I have a data like this:
structure(list(step_origin = c(4897L, 3105L, 129L, 2689L, 2945L,
161L), step_destination = c(3105L, 1057L, 2689L, 2945L, 3201L,
673L)), row.names = c(NA, -6L), class = c("data.table", "data.frame"
), .internal.selfref = <pointer: 0x000001a52ad81ef0>)
in human friendly form it looks like:
step_origin step_destination
1: 4897 3105
2: 3105 1057
3: 129 2689
4: 2689 2945
5: 2945 3201
6: 161 673
each row represents a step in some process, first column indicates the origin of the step and the second column indicates where the step ends.
If a step_destination
in one row is the same as step_origin
of another row, then these two steps are related.
I want to find all related steps and order them first to last (as a first step is the one that originates at a number which is not recorded as destination on any other row, similarly, the sequence of steps end with a destination which is not at the same time also an origin).
I can imagine two desirable outcomes I would like to obtain:
- a list, where each element of list stores vector of the related steps.
- a data table where each row stores the related steps and number of columns in the data table corresponds to the length of the longest sequence of steps.
The data table in this case would look like:
sequence_id step_1 step_2 step_3 step_4
1: 1 129 2689 2945 3201
2: 2 161 673 NA NA
3: 3 4897 3105 1057 NA
Now I would like a way that dynamically identifies how many columns the resulting table should have, but in practice I know that there will be no more than 12 consecutive steps.
EDIT:
the original question has been already answered, however my real scenario turns out to be a bit more complicated than i originally anticipated.
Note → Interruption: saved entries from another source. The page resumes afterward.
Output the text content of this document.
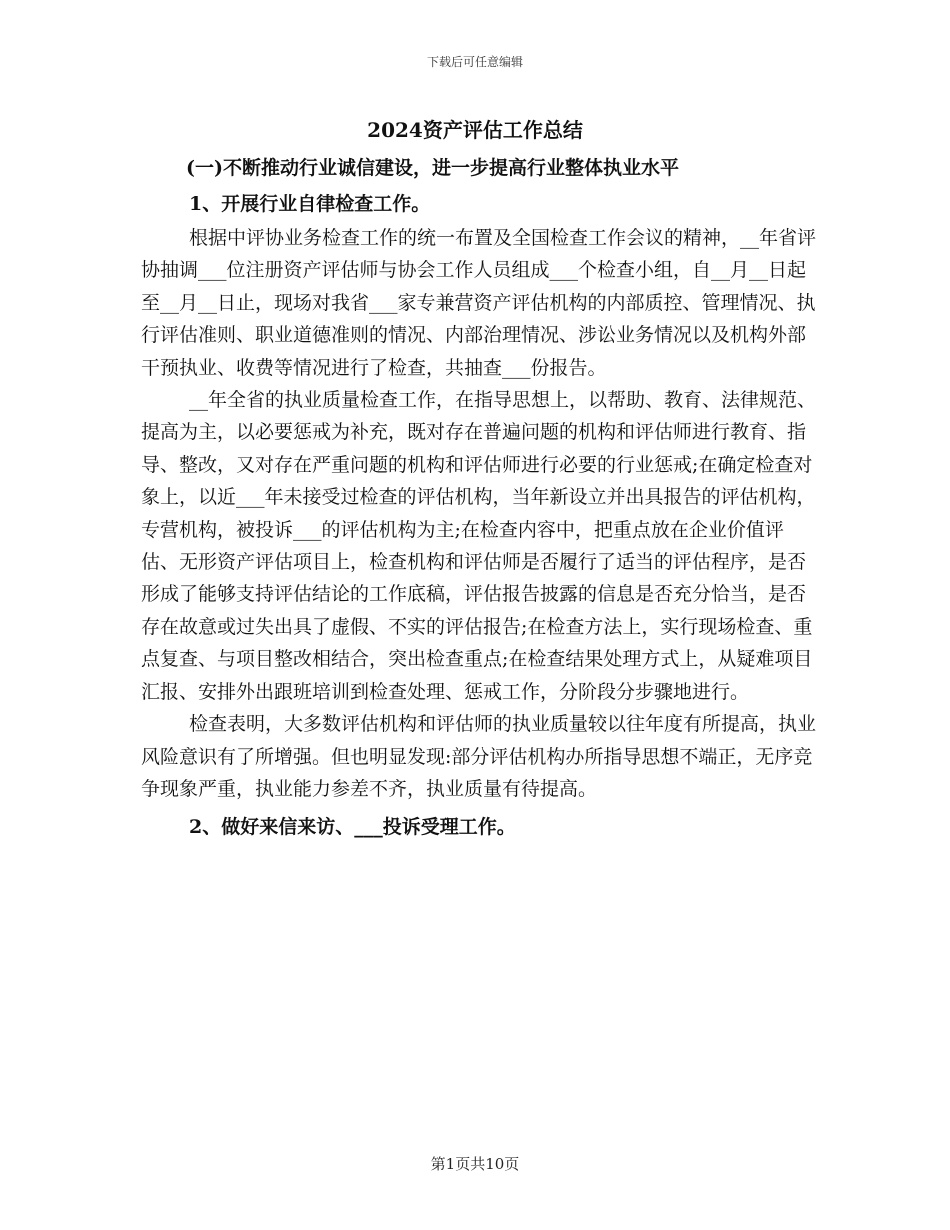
下载后可任意编辑
2024资产评估工作总结
(一)不断推动行业诚信建设，进一步提高行业整体执业水平
1、开展行业自律检查工作。

根据中评协业务检查工作的统一布置及全国检查工作会议的精神，__年省评协抽调___位注册资产评估师与协会工作人员组成___个检查小组，自__月__日起至__月__日止，现场对我省___家专兼营资产评估机构的内部质控、管理情况、执行评估准则、职业道德准则的情况、内部治理情况、涉讼业务情况以及机构外部干预执业、收费等情况进行了检查，共抽查___份报告。

__年全省的执业质量检查工作，在指导思想上，以帮助、教育、法律规范、提高为主，以必要惩戒为补充，既对存在普遍问题的机构和评估师进行教育、指导、整改，又对存在严重问题的机构和评估师进行必要的行业惩戒;在确定检查对象上，以近___年未接受过检查的评估机构，当年新设立并出具报告的评估机构，专营机构，被投诉___的评估机构为主;在检查内容中，把重点放在企业价值评估、无形资产评估项目上，检查机构和评估师是否履行了适当的评估程序，是否形成了能够支持评估结论的工作底稿，评估报告披露的信息是否充分恰当，是否存在故意或过失出具了虚假、不实的评估报告;在检查方法上，实行现场检查、重点复查、与项目整改相结合，突出检查重点;在检查结果处理方式上，从疑难项目汇报、安排外出跟班培训到检查处理、惩戒工作，分阶段分步骤地进行。

检查表明，大多数评估机构和评估师的执业质量较以往年度有所提高，执业风险意识有了所增强。但也明显发现:部分评估机构办所指导思想不端正，无序竞争现象严重，执业能力参差不齐，执业质量有待提高。

2、做好来信来访、___投诉受理工作。
第1页共10页
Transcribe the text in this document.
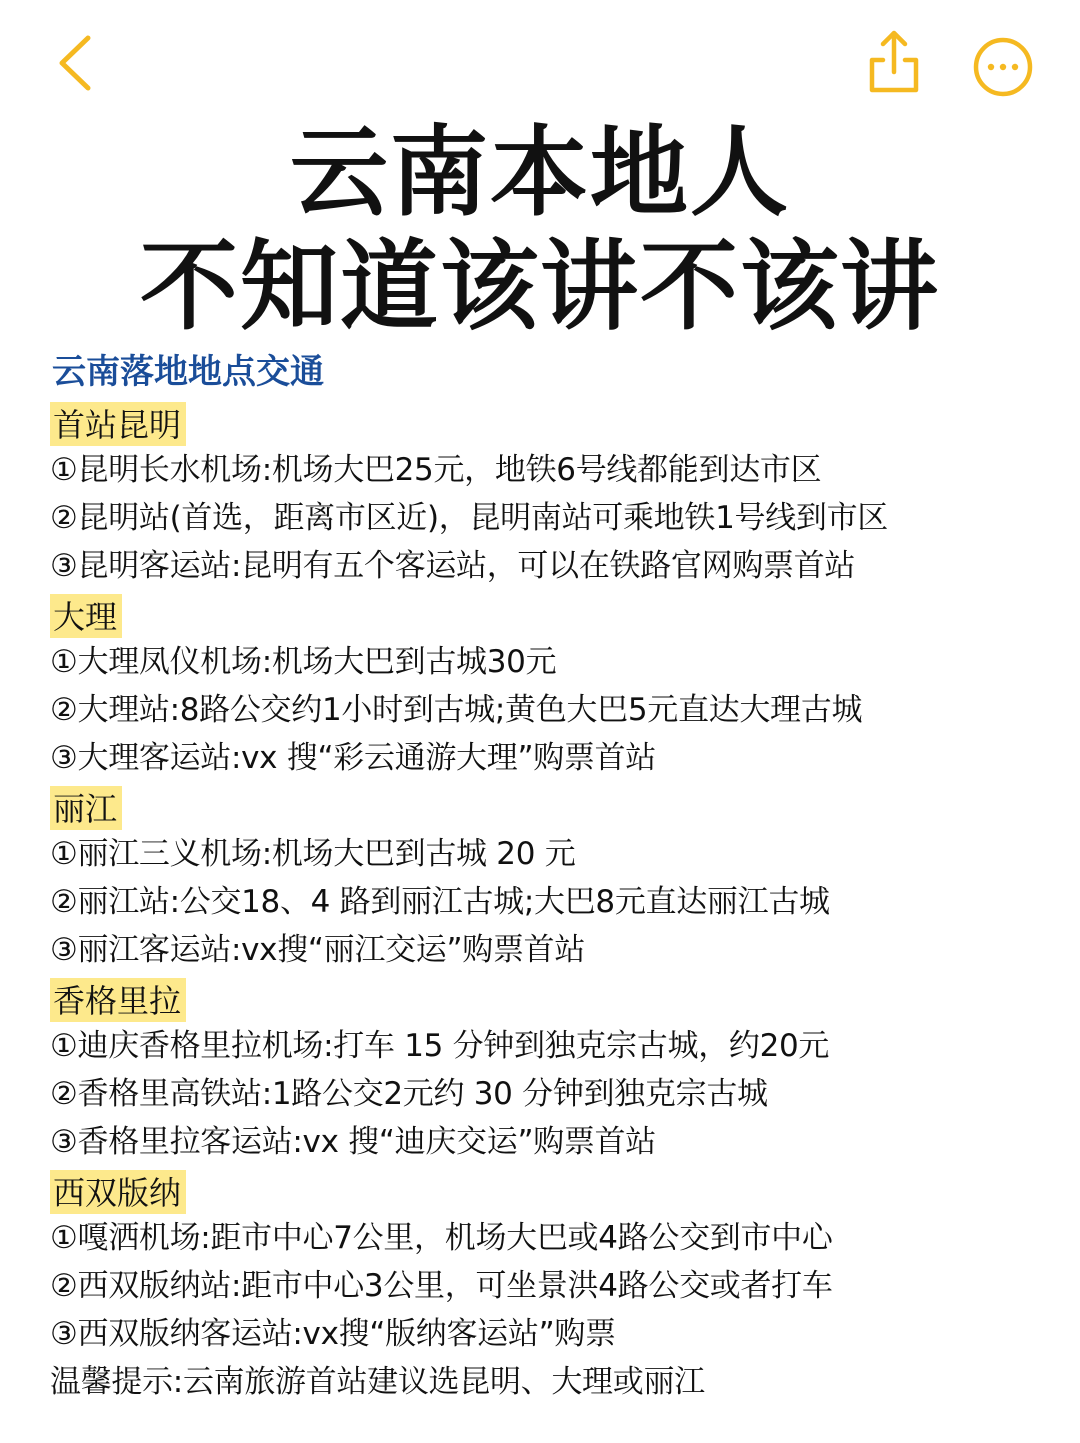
云南本地人
不知道该讲不该讲
云南落地地点交通
首站昆明
①昆明长水机场:机场大巴25元，地铁6号线都能到达市区
②昆明站(首选，距离市区近)，昆明南站可乘地铁1号线到市区
③昆明客运站:昆明有五个客运站，可以在铁路官网购票首站
大理
①大理凤仪机场:机场大巴到古城30元
②大理站:8路公交约1小时到古城;黄色大巴5元直达大理古城
③大理客运站:vx 搜“彩云通游大理”购票首站
丽江
①丽江三义机场:机场大巴到古城 20 元
②丽江站:公交18、4 路到丽江古城;大巴8元直达丽江古城
③丽江客运站:vx搜“丽江交运”购票首站
香格里拉
①迪庆香格里拉机场:打车 15 分钟到独克宗古城，约20元
②香格里高铁站:1路公交2元约 30 分钟到独克宗古城
③香格里拉客运站:vx 搜“迪庆交运”购票首站
西双版纳
①嘎洒机场:距市中心7公里，机场大巴或4路公交到市中心
②西双版纳站:距市中心3公里，可坐景洪4路公交或者打车
③西双版纳客运站:vx搜“版纳客运站”购票
温馨提示:云南旅游首站建议选昆明、大理或丽江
The process described above can actually move from one origin to two different destinations.
An example of data:
structure(list(step_origin = c(3105, 2689, 2689, 1610), step_destination = c(2689,
2945, 3201, 6730), time = c("2019-03-27 13:24:07", "2019-03-27 20:46:58",
"2019-03-28 16:02:57", "2019-03-28 16:12:44")), row.names = c(NA,
-4L), class = c("data.table", "data.frame"), .internal.selfref = <pointer: 0x000001a52ad81ef0>)
Which looks like:
step_origin step_destination time
1: 3105 2689 2019-03-27 13:24:07
2: 2689 2945 2019-03-27 20:46:58
3: 2689 3201 2019-03-28 16:02:57
4: 1610 6730 2019-03-28 16:12:44
Which basically means that from 2689
the process splits to 2945
and 3201
.
Note that one destination is always reached from exactly one origin, but one origin can have multiple destinations.
I can get to:
sequence_id step_1 step_2 step_3
1: 1 3105 2689 2945
2: 2 2689 3201 NA
3: 3 1610 6730 NA
Using the approaches already proposed, however, in this case, I would like to have
sequence_id step_1 step_2 step_3
1: 1 3105 2689 2945
2: 2 3105 2689 3201
3: 3 1610 6730 NA
Which would indicate that destinations 2945 and 3201 were reached from start at 3105.